PRIDE is excessive belief in one's own abilities, that interferes with the
individual's recognition of the grace of God. It has been called the sin from which all others arise. Pride is also known
as Vanity.
ENVY is the desire for others' traits, status, abilities, or situation.
GLUTTONY is an inordinate desire to consume more than that which one requires.
LUST is an inordinate craving for the pleasures of the body.
ANGER is manifested in the individual who spurns love and opts instead for
fury. It is also known as Wrath.
GREED is the desire for material wealth or gain, ignoring the realm of the
spiritual. It is also called Avarice or Covetousness.
SLOTH is the avoidance of physical or spiritual work.
Greek monastic theologian Evagrius of Pontus first drew up a list of eight offenses
and wicked human passions:. They were, in order of increasing seriousness: gluttony, lust, avarice, sadness, anger, acedia,
vainglory, and pride. Evagrius saw the escalating severity as representing increasing fixation with the self, with pride as
the most egregious of the sins. Acedia (from the Greek "akedia," or "not to care") denoted "spiritual sloth."

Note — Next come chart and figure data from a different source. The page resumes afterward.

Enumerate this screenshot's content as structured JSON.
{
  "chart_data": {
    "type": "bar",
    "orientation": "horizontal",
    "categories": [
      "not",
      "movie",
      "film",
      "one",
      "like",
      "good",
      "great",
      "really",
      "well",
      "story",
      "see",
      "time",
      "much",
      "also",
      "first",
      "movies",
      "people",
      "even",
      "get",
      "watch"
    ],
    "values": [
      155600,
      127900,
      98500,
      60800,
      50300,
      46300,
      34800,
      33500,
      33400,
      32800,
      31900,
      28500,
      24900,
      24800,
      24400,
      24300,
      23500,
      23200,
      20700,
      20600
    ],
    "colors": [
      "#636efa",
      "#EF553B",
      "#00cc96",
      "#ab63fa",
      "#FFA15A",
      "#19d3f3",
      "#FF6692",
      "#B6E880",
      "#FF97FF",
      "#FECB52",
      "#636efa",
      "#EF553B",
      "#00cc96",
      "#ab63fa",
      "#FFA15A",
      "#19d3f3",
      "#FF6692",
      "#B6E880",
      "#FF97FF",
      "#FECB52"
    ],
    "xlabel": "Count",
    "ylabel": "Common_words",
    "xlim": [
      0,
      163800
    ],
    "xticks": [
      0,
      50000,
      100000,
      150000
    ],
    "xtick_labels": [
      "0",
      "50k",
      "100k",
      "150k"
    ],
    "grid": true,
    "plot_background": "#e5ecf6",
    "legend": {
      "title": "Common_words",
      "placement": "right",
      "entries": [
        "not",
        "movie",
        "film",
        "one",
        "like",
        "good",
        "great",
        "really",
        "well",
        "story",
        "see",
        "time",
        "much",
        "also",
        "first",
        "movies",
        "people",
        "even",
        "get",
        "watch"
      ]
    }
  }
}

In the late 6th century, Pope Gregory the Great reduced the list to seven items,
folding vainglory into pride, acedia into sadness, and adding envy. His ranking of the Sins' seriousness was based on the
degree from which they offended against love. It was, from most serious to least: pride, envy, anger, sadness, avarice, gluttony,
and lust. Later theologians, including St. Thomas Aquinas, would contradict the notion that the seriousness of the sins could
be ranked in this way. The term "covetousness" has historically been used interchangeably with "avarice" in accounts of the
Deadly Sins. In the seventeenth century, the Church replaced the vague sin of "sadness" with sloth.